Seven OPEC+ nations meet Sunday to set output as the war premium drains and crude slides to a three-month low near $68. Do they add more barrels or pause?

OPEC+ weighs more barrels Sunday as oil sinks to three-month lows
Photo by WANG Jared on Pexels
July 1, 2026

OPEC+ meets into a falling market

The seven OPEC+ producers steering the group's voluntary output cuts gather again on Sunday, July 5, and the timing could hardly be more awkward. Crude has been sliding for weeks. WTI settled Tuesday at $68.33 and traded near $68.97 on Wednesday, its weakest in three months. Brent sits at $72.36. The OPEC reference basket, which topped $118 in mid-May, has fallen to $77.37, down 4.65% on the day and off roughly a third from its war-era peak.
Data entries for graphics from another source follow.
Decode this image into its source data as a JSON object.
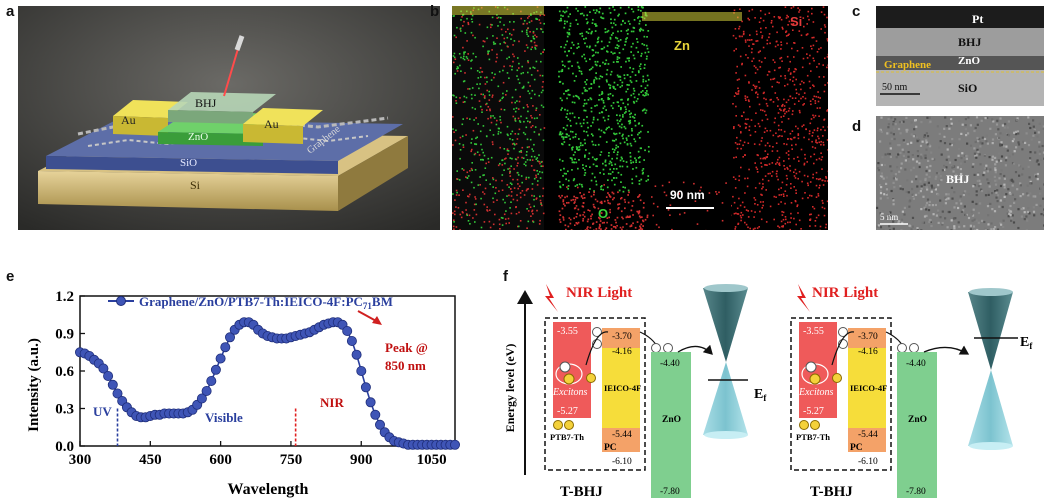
{
  "panels": {
    "a": {
      "letter": "a",
      "labels": {
        "au_left": "Au",
        "bhj": "BHJ",
        "au_right": "Au",
        "zno": "ZnO",
        "sio2": "SiO",
        "si": "Si",
        "graphene": "Graphene"
      }
    },
    "b": {
      "letter": "b",
      "labels": {
        "zn": "Zn",
        "si": "Si",
        "o": "O",
        "scale": "90 nm"
      }
    },
    "c": {
      "letter": "c",
      "labels": {
        "pt": "Pt",
        "bhj": "BHJ",
        "graphene": "Graphene",
        "zno": "ZnO",
        "scale": "50 nm",
        "sio2": "SiO"
      }
    },
    "d": {
      "letter": "d",
      "labels": {
        "bhj": "BHJ",
        "scale": "5 nm"
      }
    },
    "e": {
      "letter": "e",
      "annotations": {
        "uv": "UV",
        "visible": "Visible",
        "nir": "NIR",
        "peak_line1": "Peak @",
        "peak_line2": "850 nm"
      }
    },
    "f": {
      "letter": "f",
      "ylabel": "Energy level (eV)",
      "left": {
        "nir": "NIR Light",
        "ptb7_lumo": "-3.55",
        "ptb7_homo": "-5.27",
        "excitons": "Excitons",
        "ptb7_name": "PTB7-Th",
        "ieico_lumo": "-3.70",
        "ieico_2": "-4.16",
        "ieico_name": "IEICO-4F",
        "pcbm_lumo": "-5.44",
        "pcbm_name": "PC",
        "pcbm_homo": "-6.10",
        "zno_top": "-4.40",
        "zno_name": "ZnO",
        "zno_bottom": "-7.80",
        "ef": "E",
        "title": "T-BHJ"
      },
      "right": {
        "nir": "NIR Light",
        "ptb7_lumo": "-3.55",
        "ptb7_homo": "-5.27",
        "excitons": "Excitons",
        "ptb7_name": "PTB7-Th",
        "ieico_lumo": "-3.70",
        "ieico_2": "-4.16",
        "ieico_name": "IEICO-4F",
        "pcbm_lumo": "-5.44",
        "pcbm_name": "PC",
        "pcbm_homo": "-6.10",
        "zno_top": "-4.40",
        "zno_name": "ZnO",
        "zno_bottom": "-7.80",
        "ef": "E",
        "title": "T-BHJ"
      }
    }
  },
  "chart_data": {
    "type": "line",
    "series": [
      {
        "name": "Graphene/ZnO/PTB7-Th:IEICO-4F:PC71BM",
        "color": "#2a3f9e",
        "x": [
          300,
          310,
          320,
          330,
          340,
          350,
          360,
          370,
          380,
          390,
          400,
          410,
          420,
          430,
          440,
          450,
          460,
          470,
          480,
          490,
          500,
          510,
          520,
          530,
          540,
          550,
          560,
          570,
          580,
          590,
          600,
          610,
          620,
          630,
          640,
          650,
          660,
          670,
          680,
          690,
          700,
          710,
          720,
          730,
          740,
          750,
          760,
          770,
          780,
          790,
          800,
          810,
          820,
          830,
          840,
          850,
          860,
          870,
          880,
          890,
          900,
          910,
          920,
          930,
          940,
          950,
          960,
          970,
          980,
          990,
          1000,
          1010,
          1020,
          1030,
          1040,
          1050,
          1060,
          1070,
          1080,
          1090,
          1100
        ],
        "y": [
          0.75,
          0.74,
          0.72,
          0.69,
          0.66,
          0.62,
          0.56,
          0.49,
          0.42,
          0.36,
          0.31,
          0.27,
          0.24,
          0.23,
          0.23,
          0.24,
          0.25,
          0.25,
          0.26,
          0.26,
          0.26,
          0.26,
          0.26,
          0.27,
          0.29,
          0.33,
          0.38,
          0.44,
          0.52,
          0.61,
          0.7,
          0.79,
          0.87,
          0.93,
          0.97,
          0.99,
          0.99,
          0.97,
          0.93,
          0.9,
          0.88,
          0.87,
          0.86,
          0.86,
          0.86,
          0.87,
          0.88,
          0.89,
          0.9,
          0.91,
          0.93,
          0.95,
          0.97,
          0.98,
          0.99,
          0.99,
          0.97,
          0.92,
          0.84,
          0.73,
          0.6,
          0.47,
          0.35,
          0.25,
          0.17,
          0.11,
          0.07,
          0.04,
          0.03,
          0.02,
          0.01,
          0.01,
          0.01,
          0.01,
          0.01,
          0.01,
          0.01,
          0.01,
          0.01,
          0.01,
          0.01
        ]
      }
    ],
    "xlabel": "Wavelength",
    "ylabel": "Intensity (a.u.)",
    "xlim": [
      300,
      1100
    ],
    "ylim": [
      0.0,
      1.2
    ],
    "xticks": [
      "300",
      "450",
      "600",
      "750",
      "900",
      "1050"
    ],
    "yticks": [
      "0.0",
      "0.3",
      "0.6",
      "0.9",
      "1.2"
    ],
    "legend_text": "Graphene/ZnO/PTB7-Th:IEICO-4F:PC",
    "legend_sub": "71",
    "legend_suffix": "BM",
    "legend_position": "top",
    "vlines": [
      {
        "x": 380,
        "color": "#2a3f9e"
      },
      {
        "x": 760,
        "color": "#e02020"
      }
    ],
    "grid": false
  }
}
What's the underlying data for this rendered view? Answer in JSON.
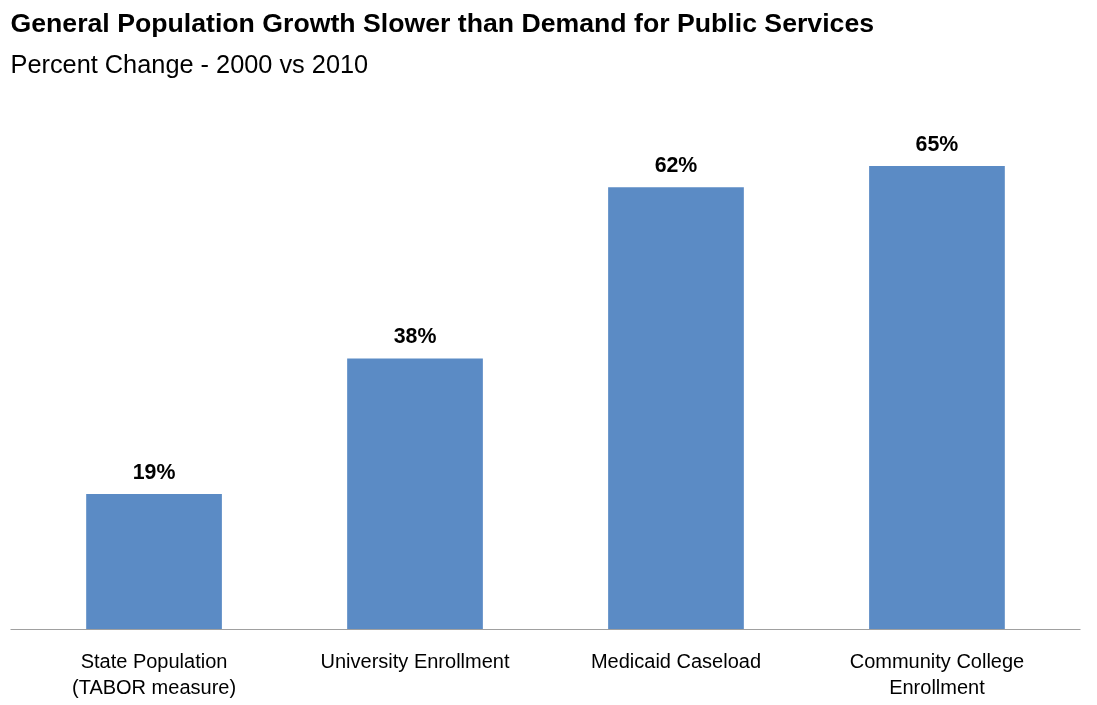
{
  "chart_data": {
    "type": "bar",
    "title": "General Population Growth Slower than Demand for Public Services",
    "subtitle": "Percent Change - 2000 vs 2010",
    "categories": [
      "State Population\n(TABOR measure)",
      "University Enrollment",
      "Medicaid Caseload",
      "Community College\nEnrollment"
    ],
    "values": [
      19,
      38,
      62,
      65
    ],
    "value_labels": [
      "19%",
      "38%",
      "62%",
      "65%"
    ],
    "color": "#5b8bc5",
    "grid": false
  }
}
That peak is the whole problem. When these ministers last met on June 7, oil still carried a fat war premium. The Strait of Hormuz was barely open, tankers were stacked up waiting to cross, and Brent traded above $100. They agreed to lift July output by 188,000 barrels a day, another step in gradually unwinding the cuts the group has held in place since 2023. Against triple-digit prices, adding barrels was easy.

Then the premium drained away.

Why the ground shifted

The ceasefire held. Hormuz reopened. And on June 24 the US Treasury handed Tehran a 60-day license to sell crude again, putting sidelined Iranian barrels back on the water just as fresh demand worries crept in. Every one of those threads pulls the same way: more supply, weaker prices.
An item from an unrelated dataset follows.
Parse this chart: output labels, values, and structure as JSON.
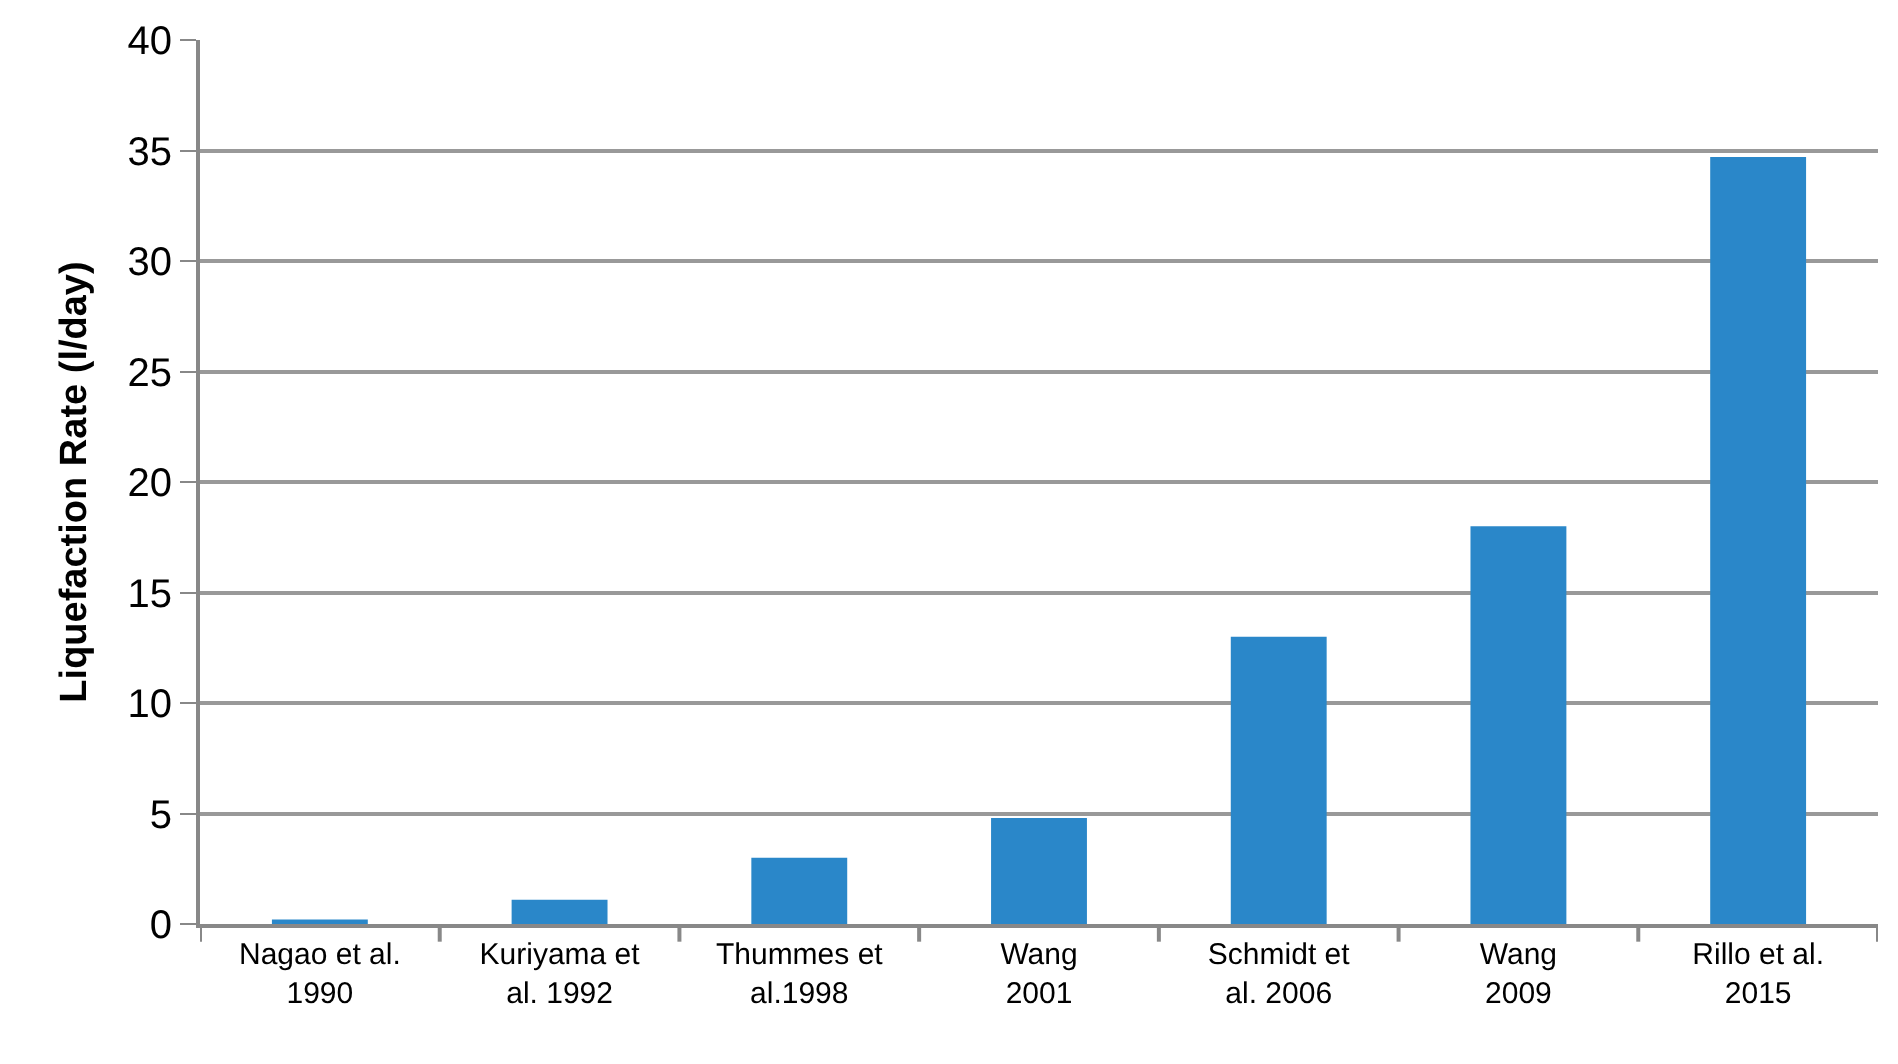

For OPEC+, that reopens a debate the war had conveniently shelved. Before the fighting, analysts at J.P. Morgan and the US Energy Information Administration were warning of a heavy supply glut in 2026, with Brent possibly averaging near $60. The Iran shock buried those calls under a triple-digit spike. With the shock gone, the glut is creeping back onto the table.

The Sunday decision

The group has two broad paths.

  • Keep restoring barrels. Saudi Arabia has spent the past year favoring market share over price, and the plan all along was a slow, monthly return of the output it and its partners had shut in. Backing off now would read as a flinch.
  • Tap the brakes. Another increase poured onto a market already drifting toward $60 would deepen the slide and pinch national budgets built on far higher oil.

There is a wrinkle. The group also agreed in June to make members that pumped too much earlier compensate with cuts through December, so the headline quota and the barrels actually reaching the market may not move together.

Do not expect drama. This is the seven-country core (Saudi Arabia, Russia, Iraq, Kuwait, Kazakhstan, Algeria and Oman), not the wider alliance, and they have been meeting monthly to fine-tune the unwind rather than swing policy around. The likeliest result is a small signal: either another modest step up for August, or a quiet pause while they gauge how far Iran's return drags the market.

What to watch

The number that matters is the August quota. Repeat the 188,000-barrel increase and the message is clear: the group is still chasing volume and content to let price find its own floor. A pause, or even open talk of one, would be the first real sign that even OPEC's heavyweights think $68 oil is low enough.

Either way, Sunday's meeting lands in a market that looks nothing like the one these ministers faced a month ago. The war that drove oil to $118 is over. The open question is how far the peace pulls it down.